Christian von Hirschhausen: Die Netzbetreiber sind nicht zur vollen Offenlegung aller Informationen verpflichtet. Das Wirtschaftsministerium kann erst mal nur darum „bitten“. Mittelfristig wird Eon den Vorfall aufklären müssen, denn die Betriebslizenz ist an eine Informationspflicht gegenüber dem Wirtschaftsministerium gebunden. Insgesamt sollte der Netzbetrieb transparenter gemacht werden.

Welches Interesse haben Stromkonzerne, Informationen über die Auslastung der Netze für sich zu behalten?

Detaillierte Daten über die Netzauslastung und die Stromerzeugung bedeuten bares Geld. Die Verläufe von Stromangebot und -nachfrage werden in Echtzeit von den Stromkonzernen protokolliert, aber sie sind nur in geringem Maße öffentlich verfügbar. Netzbetreiber und Stromhändler haben verständlicherweise kein Interesse daran, diese Daten öffentlich zugänglich zu machen, denn sie können auf dieser Grundlage in Gebieten mit Stromengpässen Gewinne mitnehmen.

Welchen Unterschied würde es machen, wenn die Daten zur Netzauslastung in Echtzeit zugänglich wären?

Kritische Situationen ließen sich so schneller erkennen.

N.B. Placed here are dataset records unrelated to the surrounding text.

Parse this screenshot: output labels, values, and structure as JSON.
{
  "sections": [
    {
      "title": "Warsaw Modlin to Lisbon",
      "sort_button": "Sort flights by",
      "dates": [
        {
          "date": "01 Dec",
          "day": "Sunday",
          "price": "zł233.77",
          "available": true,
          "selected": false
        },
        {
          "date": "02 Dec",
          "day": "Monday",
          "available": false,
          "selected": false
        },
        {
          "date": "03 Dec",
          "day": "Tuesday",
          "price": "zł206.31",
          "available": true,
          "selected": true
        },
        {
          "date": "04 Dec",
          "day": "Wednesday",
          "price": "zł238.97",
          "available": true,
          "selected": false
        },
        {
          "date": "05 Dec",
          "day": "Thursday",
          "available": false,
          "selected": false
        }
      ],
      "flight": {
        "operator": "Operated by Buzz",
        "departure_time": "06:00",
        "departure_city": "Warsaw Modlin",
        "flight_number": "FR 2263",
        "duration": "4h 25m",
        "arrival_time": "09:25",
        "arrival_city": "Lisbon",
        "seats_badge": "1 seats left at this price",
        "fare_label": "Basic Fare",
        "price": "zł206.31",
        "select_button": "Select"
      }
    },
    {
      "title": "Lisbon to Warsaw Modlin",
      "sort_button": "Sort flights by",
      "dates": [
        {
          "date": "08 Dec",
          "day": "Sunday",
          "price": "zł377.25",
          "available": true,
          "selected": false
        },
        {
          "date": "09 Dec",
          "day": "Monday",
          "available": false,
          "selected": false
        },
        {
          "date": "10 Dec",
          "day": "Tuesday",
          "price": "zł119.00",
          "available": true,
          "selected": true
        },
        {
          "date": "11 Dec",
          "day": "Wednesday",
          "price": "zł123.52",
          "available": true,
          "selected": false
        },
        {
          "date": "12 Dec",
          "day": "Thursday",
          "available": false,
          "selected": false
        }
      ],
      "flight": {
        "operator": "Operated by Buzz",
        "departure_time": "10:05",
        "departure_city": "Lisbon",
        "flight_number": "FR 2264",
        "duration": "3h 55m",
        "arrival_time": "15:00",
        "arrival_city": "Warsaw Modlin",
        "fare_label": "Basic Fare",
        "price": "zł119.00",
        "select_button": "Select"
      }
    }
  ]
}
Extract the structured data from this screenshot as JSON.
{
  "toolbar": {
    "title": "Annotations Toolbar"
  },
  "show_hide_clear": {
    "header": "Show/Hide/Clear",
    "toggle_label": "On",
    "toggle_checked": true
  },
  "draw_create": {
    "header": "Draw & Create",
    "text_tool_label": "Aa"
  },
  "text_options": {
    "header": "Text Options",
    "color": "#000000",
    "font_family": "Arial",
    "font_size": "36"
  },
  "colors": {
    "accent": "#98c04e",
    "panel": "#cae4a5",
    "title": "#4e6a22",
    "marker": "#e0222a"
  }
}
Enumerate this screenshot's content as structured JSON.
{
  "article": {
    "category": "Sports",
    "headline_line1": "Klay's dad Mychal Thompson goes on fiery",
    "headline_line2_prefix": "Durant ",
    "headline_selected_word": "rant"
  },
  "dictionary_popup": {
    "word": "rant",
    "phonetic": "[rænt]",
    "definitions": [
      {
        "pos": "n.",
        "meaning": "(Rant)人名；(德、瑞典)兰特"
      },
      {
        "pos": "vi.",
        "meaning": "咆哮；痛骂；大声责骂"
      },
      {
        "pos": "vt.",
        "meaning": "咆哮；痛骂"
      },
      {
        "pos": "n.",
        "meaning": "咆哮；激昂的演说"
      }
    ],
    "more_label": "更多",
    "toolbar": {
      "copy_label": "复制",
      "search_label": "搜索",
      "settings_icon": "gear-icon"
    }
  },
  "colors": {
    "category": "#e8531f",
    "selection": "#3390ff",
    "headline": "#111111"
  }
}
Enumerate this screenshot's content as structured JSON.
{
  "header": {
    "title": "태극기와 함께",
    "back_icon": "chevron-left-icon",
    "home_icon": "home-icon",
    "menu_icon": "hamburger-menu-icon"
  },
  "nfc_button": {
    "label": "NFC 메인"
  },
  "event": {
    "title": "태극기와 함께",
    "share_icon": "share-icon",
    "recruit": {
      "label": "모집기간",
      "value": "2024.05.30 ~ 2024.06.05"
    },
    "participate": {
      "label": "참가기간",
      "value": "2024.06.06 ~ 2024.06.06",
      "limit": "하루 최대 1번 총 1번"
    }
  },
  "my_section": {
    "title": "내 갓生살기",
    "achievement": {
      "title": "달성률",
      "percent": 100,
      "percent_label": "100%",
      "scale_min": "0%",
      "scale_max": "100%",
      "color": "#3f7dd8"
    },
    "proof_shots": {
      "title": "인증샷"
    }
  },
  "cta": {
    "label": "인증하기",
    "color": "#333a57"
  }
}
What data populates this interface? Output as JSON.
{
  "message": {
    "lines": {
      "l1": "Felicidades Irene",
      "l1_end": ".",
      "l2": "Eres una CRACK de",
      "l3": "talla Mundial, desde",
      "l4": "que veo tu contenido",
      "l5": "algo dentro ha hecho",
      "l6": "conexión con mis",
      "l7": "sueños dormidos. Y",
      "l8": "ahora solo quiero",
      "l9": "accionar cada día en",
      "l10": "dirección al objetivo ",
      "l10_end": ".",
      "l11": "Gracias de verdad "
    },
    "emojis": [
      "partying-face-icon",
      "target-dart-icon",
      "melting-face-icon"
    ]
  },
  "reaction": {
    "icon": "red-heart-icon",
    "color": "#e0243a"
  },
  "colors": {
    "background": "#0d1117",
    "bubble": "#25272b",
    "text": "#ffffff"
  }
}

Beispiel USA: Dort haben die Netzbetreiber die Pflicht, Informationen über die Auslastung jeder Netzverbindung nahezu in Echtzeit online zu stellen. Dort reicht die am besten funktionierende Regelzone inzwischen vom Atlantik bis fast zu den Rocky Mountains. Ein deutscher Netzbetreiber ist neben seinem eigenen Netzgebiet vielleicht noch über die Auslastung in der Nachbarzone informiert. Aber was jenseits der Zone los ist, kann sich schon seiner Kenntnis entziehen.

Brauchen wir für diese Informationen eine europäische Aufsichtsbehörde?

Da die Vernetzung der Hochspannungsleitungen inzwischen auf europäischer Ebene erfolgt, benötigt man auch eine Aufsichtsbehörde auf europäischer Ebene. Diese könnte die regionalisierten Informationen über die Auslastung der Netze und das Stromangebot sammeln und offenlegen. Netzengpässe wären so schneller zu erkennen.